Mary E. Brunkow, nata nel 1961 negli Stati Uniti, ha ricevuto un Ph.D. Princeton. Il suo ambito di ricerca si è focalizzato sulla mappatura dei fattori genetici nelle malattie autoimmuni. Attualmente guida progetti di salute integrativa presso l’Institute for Systems Biology. L’altro americano Fred Ramsdell (1960) si è dottorato all’Università di California Los Angeles e, negli anni 2000, ha individuato una variante genetica chiave collegata all’autoimmunità. Attualmente svolge il ruolo di advisor dell’azienda Sonoma Biotherapeutics. Il terzo laureato Nobel per la Medicina 2025 è il giapponese Shimon Sakaguchi (1951), immunologo formatosi alla Kyoto University. Negli anni ’90 del secolo scorso le sue ricerche lo hanno portato a identificare le cellule T regolatrici e il ruolo da esse svolto nel sopprimere le risposte immunitarie dannose. Ricopre attualmente il ruolo di Distinguished Professor alla Osaka University.

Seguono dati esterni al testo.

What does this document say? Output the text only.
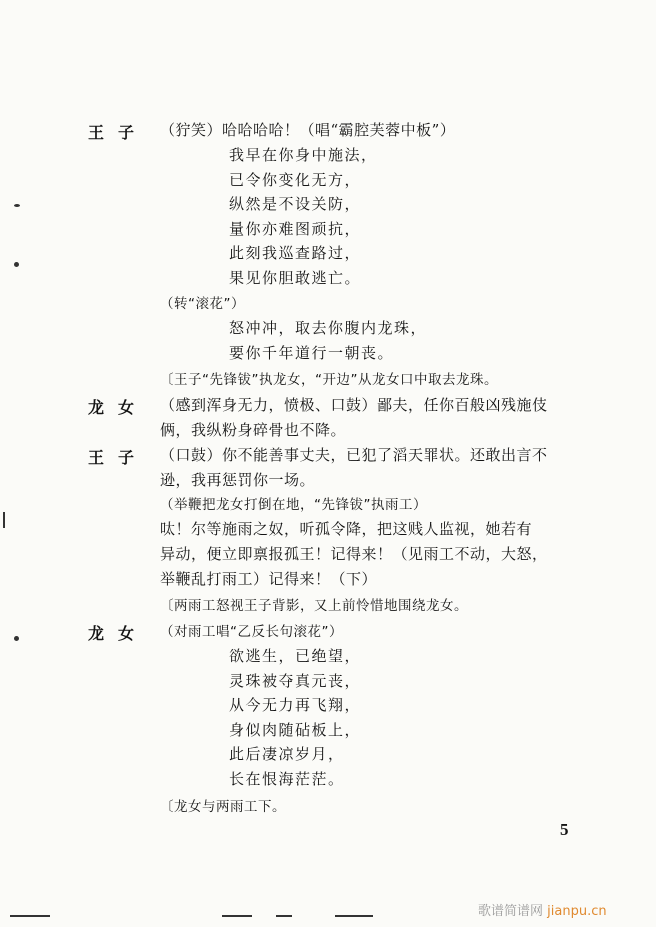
王子 （狞笑）哈哈哈哈！（唱“霸腔芙蓉中板”）
我早在你身中施法，
已令你变化无方，
纵然是不设关防，
量你亦难图顽抗，
此刻我巡查路过，
果见你胆敢逃亡。
（转“滚花”）
怒冲冲，取去你腹内龙珠，
要你千年道行一朝丧。
〔王子“先锋钹”执龙女，“开边”从龙女口中取去龙珠。
龙女 （感到浑身无力，愤极、口鼓）鄙夫，任你百般凶残施伎
俩，我纵粉身碎骨也不降。
王子 （口鼓）你不能善事丈夫，已犯了滔天罪状。还敢出言不
逊，我再惩罚你一场。
（举鞭把龙女打倒在地，“先锋钹”执雨工）
呔！尔等施雨之奴，听孤令降，把这贱人监视，她若有
异动，便立即禀报孤王！记得来！（见雨工不动，大怒，
举鞭乱打雨工）记得来！（下）
〔两雨工怒视王子背影，又上前怜惜地围绕龙女。
龙女 （对雨工唱“乙反长句滚花”）
欲逃生，已绝望，
灵珠被夺真元丧，
从今无力再飞翔，
身似肉随砧板上，
此后凄凉岁月，
长在恨海茫茫。
〔龙女与两雨工下。
5
歌谱简谱网 jianpu.cn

Differenziare tra patogeni e autoimmunità
Le ricerche dei tre premi Nobel per la Medicina 2025 hanno permesso, in modo particolare, di approfondire i meccanismi alla base del funzionamento del sistema immunitario che permettono di distinguere le risposte alle aggressioni da parte di agenti patogeni esterni da quelle di tipo autoimmune. Queste ultime, se non attentamente regolate, possono portare a effetti potenzialmente molto dannosi per la salute, in quanto il sistema immunitario interpreta come “estranei” elementi che in realtà sono componenti a tutti gli effetti dell’organismo umano.
Il processo della tolleranza centrale, messo in luce fin dagli anni ’80, prevede che le cellule T che maturano all’interno del timo, una ghiandola endocrina, vengano eliminate ove i processi biochimici a ciò deputati evidenzino il riconoscimento di proteine dell’organismo stesso. A partire da queste evidenze, Shimon Sakaguchi ha approfondito il ruolo dei recettori presenti sulle cellule T, in particolare T helper (recettore CD4) e T killer (recettore CD8). Nel 1995, lo scienziato giapponese ha individuato la nuova classe di cellule T regolatrici, che recano sulla superficie sia le proteine CD4 che CD25.
Al centro degli ulteriori sviluppi apportati dai due scienziati americani a partire dai risultati di Sakaguchi vi è un ceppo di topi ottenuto in modo fortuito per irraggiamento (all’interno del progetto Manhattan). Questi topi erano caratterizzati da pelle squamosa e desquamata e milza e ghiandole linfatiche estremamente ingrossate e avevano solo poche settimane di vita. La patologia di cui erano affetti è stata attribuita a una mutazione a livello del cromosoma X, fatto che faceva sì che solo i topi maschi ne fossero affetti. I progressi della biologia molecolare hanno permesso, negli anni ’90, di comprendere che il problema risiedeva nel fatto che gli organi vitali dei topi erano attaccati dai loro stessi linfociti T. Mary Brunkow e Fred Ramsdell, al tempo impiegati presso la biotech Celltech Chiroscience impegnata nello sviluppo di terapie per malattie autoimmuni, riuscirono dapprima a restringere a venti geni la localizzazione della mutazione nel cromosoma X, per infine riuscire a identificarla con precisione, dopo molti anni di lavoro, a livello del gene Foxp3.
I due ricercatori americani ipotizzarono anche che la malattia rara autoimmune nota come IPEX fosse la variante umana di quelle osservata nei topi, giungendo all’individuazione del gene umano corrispondente a Foxp3. A questo punto rientra in scena il giapponese Shimon Sakaguchi, che dopo tre anni dalle scoperte degli scienziati americani è stato in grado di provare che il gene FOXP3 controlla lo sviluppo delle cellule T regolatrici, responsabili del prevenire possibili attacchi all’organismo da parte di altre tipologie di linfociti T. Tale processo è noto è noto come tolleranza immunitaria periferica.